Construction Adani

Published on April 3rd, 2017


Gautam Adani’s Global Container Port Ambitions Begins to Take Shape

The global strategy of Adani Ports and Special Economic Zone Ltd (APSEZ), the port operating unit of Adani Group, is slowly taking shape with the signing of a memorandum of understanding (MoU) with a Malaysian firm on Monday to start feasibility study on building a greenfield multi-purpose port, potentially as a container transhipment hub, at Carey Island in Malaysia’s Selangor state, as an extension of Port Klang.

The move comes as APSEZ is progressing fast with the construction of a greenfield container transhipment port on India’s southern-most tip at Vizhinjam near Thiruvananthapuram in Kerala with a capacity to handle 3 million TEUs in three phases, starting with One million TEUs in Phase 1.

While Vizhinjam is being developed to wean away containers, mostly originating from and destined for India’s southern region and currently transhipped through Colombo Port entailing extra time and costs for Indian shippers, the Corey Island Port Project as an extension of Port Klang which is ranked No 11 among the world’s top container ports, could be the perfect foil for billionaire Gautam Adani’s global ambitions in container port business.

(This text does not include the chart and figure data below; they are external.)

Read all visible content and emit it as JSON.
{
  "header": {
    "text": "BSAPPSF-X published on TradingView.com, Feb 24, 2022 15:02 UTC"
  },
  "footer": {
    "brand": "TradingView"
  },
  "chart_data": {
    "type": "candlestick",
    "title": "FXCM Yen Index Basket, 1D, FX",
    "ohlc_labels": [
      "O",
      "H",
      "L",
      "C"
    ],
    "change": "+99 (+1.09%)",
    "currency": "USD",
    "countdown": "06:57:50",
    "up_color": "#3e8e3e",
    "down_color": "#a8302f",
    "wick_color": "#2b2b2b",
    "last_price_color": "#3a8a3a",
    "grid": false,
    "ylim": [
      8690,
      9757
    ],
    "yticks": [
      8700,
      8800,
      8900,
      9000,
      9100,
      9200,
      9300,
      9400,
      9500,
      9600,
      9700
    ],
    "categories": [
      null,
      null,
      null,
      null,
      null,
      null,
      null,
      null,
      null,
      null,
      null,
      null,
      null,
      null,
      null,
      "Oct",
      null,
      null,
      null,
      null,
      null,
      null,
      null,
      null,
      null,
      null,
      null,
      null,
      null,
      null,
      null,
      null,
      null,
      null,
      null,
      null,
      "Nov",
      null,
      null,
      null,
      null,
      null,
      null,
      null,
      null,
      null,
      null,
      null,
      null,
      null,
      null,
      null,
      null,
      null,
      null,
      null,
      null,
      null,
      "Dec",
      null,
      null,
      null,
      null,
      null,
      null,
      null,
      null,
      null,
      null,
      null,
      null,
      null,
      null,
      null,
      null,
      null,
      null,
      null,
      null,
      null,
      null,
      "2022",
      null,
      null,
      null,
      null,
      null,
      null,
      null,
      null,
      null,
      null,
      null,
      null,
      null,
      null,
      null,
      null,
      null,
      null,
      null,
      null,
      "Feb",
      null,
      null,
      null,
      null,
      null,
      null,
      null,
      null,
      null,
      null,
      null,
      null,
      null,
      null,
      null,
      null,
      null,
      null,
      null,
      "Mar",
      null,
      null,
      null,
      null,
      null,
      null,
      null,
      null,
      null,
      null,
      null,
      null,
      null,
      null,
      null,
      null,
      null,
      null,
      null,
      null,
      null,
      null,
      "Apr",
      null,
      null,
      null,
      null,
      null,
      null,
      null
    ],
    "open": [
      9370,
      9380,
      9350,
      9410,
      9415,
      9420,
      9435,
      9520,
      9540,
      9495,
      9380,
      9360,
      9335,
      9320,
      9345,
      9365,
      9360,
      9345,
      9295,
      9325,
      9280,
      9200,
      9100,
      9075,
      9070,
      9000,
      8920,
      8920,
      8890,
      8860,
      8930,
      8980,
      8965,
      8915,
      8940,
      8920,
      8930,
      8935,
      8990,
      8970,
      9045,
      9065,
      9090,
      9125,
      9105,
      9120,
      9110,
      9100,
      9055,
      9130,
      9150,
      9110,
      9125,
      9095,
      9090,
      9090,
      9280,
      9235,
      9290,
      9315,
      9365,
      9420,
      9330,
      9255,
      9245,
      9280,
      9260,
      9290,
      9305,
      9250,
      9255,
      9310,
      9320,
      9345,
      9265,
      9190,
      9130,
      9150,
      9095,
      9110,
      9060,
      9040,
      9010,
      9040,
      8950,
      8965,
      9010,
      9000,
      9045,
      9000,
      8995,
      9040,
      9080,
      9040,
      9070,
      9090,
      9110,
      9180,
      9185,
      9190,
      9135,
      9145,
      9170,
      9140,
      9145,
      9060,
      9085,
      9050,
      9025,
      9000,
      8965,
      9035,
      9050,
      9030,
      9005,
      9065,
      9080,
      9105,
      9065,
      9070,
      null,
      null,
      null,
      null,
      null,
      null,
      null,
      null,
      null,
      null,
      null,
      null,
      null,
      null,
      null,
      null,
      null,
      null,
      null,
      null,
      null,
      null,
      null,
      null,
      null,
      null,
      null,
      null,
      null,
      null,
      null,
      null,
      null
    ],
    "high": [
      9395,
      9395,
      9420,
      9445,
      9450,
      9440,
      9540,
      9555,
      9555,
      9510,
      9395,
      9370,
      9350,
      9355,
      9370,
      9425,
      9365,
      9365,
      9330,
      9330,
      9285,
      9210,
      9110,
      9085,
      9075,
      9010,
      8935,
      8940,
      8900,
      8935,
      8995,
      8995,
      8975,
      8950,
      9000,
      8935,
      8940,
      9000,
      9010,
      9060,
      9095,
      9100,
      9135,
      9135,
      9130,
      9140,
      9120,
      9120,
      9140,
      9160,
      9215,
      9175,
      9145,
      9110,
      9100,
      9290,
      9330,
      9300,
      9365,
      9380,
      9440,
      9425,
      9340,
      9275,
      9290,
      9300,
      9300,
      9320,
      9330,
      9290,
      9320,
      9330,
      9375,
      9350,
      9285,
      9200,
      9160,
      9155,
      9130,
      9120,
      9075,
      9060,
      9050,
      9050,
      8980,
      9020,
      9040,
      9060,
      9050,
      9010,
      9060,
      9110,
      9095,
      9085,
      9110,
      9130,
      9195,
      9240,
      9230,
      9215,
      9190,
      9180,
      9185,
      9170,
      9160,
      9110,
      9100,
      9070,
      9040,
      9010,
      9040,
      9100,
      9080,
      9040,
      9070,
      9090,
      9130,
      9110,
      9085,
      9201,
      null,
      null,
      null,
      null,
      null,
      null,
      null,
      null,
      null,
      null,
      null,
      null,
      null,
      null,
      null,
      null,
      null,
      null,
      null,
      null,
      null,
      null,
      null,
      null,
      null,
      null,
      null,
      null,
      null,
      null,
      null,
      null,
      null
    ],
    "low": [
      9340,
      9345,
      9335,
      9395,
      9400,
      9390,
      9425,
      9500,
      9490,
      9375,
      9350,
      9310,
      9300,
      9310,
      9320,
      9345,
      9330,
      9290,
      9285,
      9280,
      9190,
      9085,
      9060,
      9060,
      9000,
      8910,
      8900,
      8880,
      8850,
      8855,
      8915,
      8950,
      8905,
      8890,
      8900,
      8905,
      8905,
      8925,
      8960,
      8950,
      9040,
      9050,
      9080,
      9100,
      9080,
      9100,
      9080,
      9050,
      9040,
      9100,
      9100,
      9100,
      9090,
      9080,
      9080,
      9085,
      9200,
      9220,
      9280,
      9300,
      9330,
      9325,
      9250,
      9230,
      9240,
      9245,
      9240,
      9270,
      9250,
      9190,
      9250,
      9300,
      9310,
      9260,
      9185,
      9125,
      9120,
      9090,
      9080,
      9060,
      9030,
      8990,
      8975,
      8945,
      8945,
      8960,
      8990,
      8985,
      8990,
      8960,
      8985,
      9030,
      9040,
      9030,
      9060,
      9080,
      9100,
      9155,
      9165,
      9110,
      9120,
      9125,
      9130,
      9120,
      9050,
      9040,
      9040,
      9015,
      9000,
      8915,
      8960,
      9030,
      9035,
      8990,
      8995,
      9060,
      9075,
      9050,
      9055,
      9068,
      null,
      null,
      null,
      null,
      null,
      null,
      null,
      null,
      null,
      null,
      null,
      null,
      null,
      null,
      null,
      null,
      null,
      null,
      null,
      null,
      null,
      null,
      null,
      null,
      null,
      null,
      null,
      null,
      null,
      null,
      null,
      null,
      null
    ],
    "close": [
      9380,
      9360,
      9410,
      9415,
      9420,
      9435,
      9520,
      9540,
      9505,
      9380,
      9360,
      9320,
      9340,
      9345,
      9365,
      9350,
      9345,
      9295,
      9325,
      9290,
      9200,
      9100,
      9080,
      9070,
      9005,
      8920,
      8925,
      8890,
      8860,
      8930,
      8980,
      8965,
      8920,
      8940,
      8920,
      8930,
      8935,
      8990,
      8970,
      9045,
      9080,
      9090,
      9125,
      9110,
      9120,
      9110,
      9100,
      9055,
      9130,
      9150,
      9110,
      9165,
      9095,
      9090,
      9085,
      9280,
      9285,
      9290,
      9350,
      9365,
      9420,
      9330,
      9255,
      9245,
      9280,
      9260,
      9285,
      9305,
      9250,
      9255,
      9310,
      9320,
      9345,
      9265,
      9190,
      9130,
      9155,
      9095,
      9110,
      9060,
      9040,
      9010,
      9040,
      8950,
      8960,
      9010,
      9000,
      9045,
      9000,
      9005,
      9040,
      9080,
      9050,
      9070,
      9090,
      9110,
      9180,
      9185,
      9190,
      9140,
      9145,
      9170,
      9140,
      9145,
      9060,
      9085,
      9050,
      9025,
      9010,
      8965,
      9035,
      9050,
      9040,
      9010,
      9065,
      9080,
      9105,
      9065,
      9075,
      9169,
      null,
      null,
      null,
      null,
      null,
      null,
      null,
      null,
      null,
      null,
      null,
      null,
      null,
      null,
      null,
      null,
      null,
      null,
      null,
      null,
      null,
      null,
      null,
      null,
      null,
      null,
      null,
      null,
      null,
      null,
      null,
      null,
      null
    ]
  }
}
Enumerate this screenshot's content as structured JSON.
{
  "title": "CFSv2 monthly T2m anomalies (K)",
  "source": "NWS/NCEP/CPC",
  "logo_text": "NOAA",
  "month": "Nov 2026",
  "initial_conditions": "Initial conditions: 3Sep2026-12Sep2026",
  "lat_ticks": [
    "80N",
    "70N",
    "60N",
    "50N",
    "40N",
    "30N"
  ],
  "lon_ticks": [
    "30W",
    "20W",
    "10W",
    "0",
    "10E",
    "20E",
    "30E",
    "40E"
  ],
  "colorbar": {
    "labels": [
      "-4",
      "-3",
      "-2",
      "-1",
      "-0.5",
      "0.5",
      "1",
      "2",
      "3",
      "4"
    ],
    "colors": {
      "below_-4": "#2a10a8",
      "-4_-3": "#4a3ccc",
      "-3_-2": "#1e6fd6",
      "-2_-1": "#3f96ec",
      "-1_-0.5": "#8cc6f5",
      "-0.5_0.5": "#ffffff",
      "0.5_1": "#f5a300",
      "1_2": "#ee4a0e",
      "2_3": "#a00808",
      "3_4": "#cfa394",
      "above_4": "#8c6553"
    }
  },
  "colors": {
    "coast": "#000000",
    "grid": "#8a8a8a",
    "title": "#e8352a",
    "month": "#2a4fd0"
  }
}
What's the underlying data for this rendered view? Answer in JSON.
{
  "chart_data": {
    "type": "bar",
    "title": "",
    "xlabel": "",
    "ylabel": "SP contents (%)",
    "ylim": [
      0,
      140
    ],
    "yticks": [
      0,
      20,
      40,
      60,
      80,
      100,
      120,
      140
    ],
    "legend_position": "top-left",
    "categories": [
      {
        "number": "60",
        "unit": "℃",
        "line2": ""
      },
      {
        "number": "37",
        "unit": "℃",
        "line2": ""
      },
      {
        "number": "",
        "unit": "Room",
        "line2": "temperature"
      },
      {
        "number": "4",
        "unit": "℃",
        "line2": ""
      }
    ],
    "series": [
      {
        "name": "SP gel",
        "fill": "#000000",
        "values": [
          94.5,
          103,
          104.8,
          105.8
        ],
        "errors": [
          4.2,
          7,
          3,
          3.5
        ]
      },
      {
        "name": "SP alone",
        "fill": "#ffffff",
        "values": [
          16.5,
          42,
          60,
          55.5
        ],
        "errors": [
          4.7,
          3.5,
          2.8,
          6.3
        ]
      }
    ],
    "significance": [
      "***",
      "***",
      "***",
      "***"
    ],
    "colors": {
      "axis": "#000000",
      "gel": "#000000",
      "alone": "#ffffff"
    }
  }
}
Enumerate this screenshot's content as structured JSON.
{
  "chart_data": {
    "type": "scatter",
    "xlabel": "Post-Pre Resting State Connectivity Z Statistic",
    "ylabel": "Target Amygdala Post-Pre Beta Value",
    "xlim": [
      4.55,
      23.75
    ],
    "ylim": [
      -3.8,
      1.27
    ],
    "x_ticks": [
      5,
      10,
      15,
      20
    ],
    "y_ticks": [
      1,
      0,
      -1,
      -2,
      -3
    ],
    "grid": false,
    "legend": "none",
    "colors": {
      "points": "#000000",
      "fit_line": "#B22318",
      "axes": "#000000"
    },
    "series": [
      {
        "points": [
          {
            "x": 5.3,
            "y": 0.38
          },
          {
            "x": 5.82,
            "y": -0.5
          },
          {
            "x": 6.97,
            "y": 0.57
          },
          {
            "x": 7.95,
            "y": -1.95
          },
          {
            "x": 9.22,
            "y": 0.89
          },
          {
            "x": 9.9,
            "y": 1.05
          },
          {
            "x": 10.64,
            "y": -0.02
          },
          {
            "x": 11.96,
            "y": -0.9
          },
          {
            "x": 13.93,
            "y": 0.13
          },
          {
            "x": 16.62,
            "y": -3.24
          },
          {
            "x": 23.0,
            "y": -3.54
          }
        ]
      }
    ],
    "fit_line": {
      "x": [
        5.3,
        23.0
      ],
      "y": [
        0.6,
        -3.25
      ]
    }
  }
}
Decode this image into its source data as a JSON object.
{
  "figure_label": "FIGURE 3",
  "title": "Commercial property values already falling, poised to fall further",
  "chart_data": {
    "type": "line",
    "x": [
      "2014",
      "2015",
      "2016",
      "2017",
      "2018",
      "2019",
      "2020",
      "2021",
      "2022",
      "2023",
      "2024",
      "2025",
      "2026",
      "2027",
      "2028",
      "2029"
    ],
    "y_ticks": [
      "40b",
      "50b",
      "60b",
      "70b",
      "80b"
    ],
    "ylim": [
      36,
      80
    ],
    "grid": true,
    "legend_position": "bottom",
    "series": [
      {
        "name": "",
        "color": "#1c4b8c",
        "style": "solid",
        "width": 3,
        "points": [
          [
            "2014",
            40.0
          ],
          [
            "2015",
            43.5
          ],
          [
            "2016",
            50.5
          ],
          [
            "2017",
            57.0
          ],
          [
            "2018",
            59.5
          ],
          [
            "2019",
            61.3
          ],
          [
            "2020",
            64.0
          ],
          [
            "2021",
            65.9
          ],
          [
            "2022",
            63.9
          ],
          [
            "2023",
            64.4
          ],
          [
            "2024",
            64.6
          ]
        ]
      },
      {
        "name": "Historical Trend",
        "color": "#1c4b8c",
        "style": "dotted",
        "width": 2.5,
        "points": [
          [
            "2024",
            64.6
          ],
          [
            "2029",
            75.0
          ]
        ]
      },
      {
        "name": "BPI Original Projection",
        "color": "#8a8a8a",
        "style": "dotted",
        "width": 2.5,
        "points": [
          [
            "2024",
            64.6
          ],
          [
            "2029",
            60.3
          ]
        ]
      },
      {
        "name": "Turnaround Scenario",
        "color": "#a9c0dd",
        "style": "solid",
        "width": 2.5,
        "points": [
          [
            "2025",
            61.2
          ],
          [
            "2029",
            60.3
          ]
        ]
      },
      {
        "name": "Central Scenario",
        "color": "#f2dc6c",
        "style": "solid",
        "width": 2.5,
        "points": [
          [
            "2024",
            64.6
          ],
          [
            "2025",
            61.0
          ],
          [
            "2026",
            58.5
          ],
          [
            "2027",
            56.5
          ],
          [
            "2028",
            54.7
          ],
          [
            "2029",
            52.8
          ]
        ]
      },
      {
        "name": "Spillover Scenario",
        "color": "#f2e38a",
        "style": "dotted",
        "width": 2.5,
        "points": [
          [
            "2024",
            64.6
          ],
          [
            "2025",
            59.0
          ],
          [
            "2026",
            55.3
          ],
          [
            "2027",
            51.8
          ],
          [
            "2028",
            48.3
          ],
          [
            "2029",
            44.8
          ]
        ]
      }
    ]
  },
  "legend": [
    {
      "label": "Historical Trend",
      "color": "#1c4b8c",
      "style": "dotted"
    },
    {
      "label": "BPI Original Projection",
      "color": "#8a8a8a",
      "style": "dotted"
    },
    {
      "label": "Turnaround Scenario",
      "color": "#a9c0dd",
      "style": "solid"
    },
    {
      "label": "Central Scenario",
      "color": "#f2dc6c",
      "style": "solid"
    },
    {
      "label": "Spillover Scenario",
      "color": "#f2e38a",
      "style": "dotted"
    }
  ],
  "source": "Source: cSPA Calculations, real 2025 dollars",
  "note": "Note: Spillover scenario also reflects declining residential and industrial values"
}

India’s shippers also rely on Port Klang to send and receive containers.

Both Vizhinjam in Kerala and Selangor where Port Klang is located, lie on the international east-west trade route which account for 80 per cent share of India’s current container transhipment cargo and most of East Asia’s trade with Europe. Top container carries such as Maersk Line, MSC and CMA-CGM ply on this route.

“Our strategy is to look at Bangladesh, Myanmar, South East Asia, Indonesia, Malaysia region where we can tie-up with our ports in India. For transhipment, I’ll make a hub in South East Asia and then give an option to lines to use Vizhinjam as well. So, if container lines want to go from China to Europe, you can use Vizhinjam and/or you can use the port in South East Asia. That is how we are looking at it. When we go international, it has to link somehow to our ports in India, it should not stand alone,” Karan Adani, son of Gautam Adani, told this reporter while outlining APSEZ’s global strategy after taking over as the chief executive officer of APSEZ last year.

“It may not make sense for us to go and buy a port in the United States or in northern Europe. Because, the advantage of having ports in India is to make these ports as hubs. I may not be able to do that going into US or north Europe,” Karan Adani said at the time.

Deep draft and minimum deviation from the main sailing route are key determinants for building a container transhipment hub. The hourly cost of a 15,000 TEU-capacity vessel is about $16,000.
Colombo is only an hour’s deviation (19 nautical miles) from the bust Suez route. Vizhinjam has a natural draft of 18.2 metres and is 10 nautical miles from the main shipping lane and the deviation takes 0.02 days.

Besides, Vizhinjam can tap into the cabotage relaxation granted by the shipping ministry in March 2016 for transportation of export-import (EXIM) loaded and empty containers on foreign containers ships on local routes for aggregation of containers to facilitate/promote transhipment.

The container port seeking cabotage relaxation for transshipment port will have to achieve transshipment of 50% or more of the EXIM and empty containers handled in the first year, according to the cabotage relaxation policy finalized by the shipping ministry on 7 March 2016.

“New transshipment ports will have a gestation period of one year and shall have to achieve the stipulated transshipment traffic of 50% of the container traffic handled in the second year. If the container port is able to achieve transshipment traffic of 50% of the containers handled, the cabotage relaxation for such container port will continue.
Inability of the port to transship at least 50% of the containers handled in a year shall result in revocation of the relaxation. The port whose relaxation is revoked shall not be considered for cabotage relaxation for the next three years,” the ministry said.

The MoU for undertaking the feasibility study on developing a mega container handling port on Carey Island was signed between APSEZ and MMC Port Holdings Sdn Bhd, a wholly-owned unit of MMC Corporation Berhad (MMC), one of Malaysia’s top utilities and infrastructure group with diversified businesses ranging from ports and logistics, energy and utilities and engineering and construction.

APSEZ also signed a second MoU with MMC Port Holdings and Sime Darby Property Berhad to study the feasibility of developing an integrated maritime city on Carey Island to support the proposed new port.

Both the MoUs were signed in the presence of visiting Malaysian prime minister Najib Razak in New Delhi on Monday.

APSEZ is India’s biggest private port developer, running facilities at Mundra, Hazira, Dahej, Kandla, Mormugao, Visakhapatnam, Kattupalli and Dhamra. It will soon start operations of a container terminal in Kamarajar port.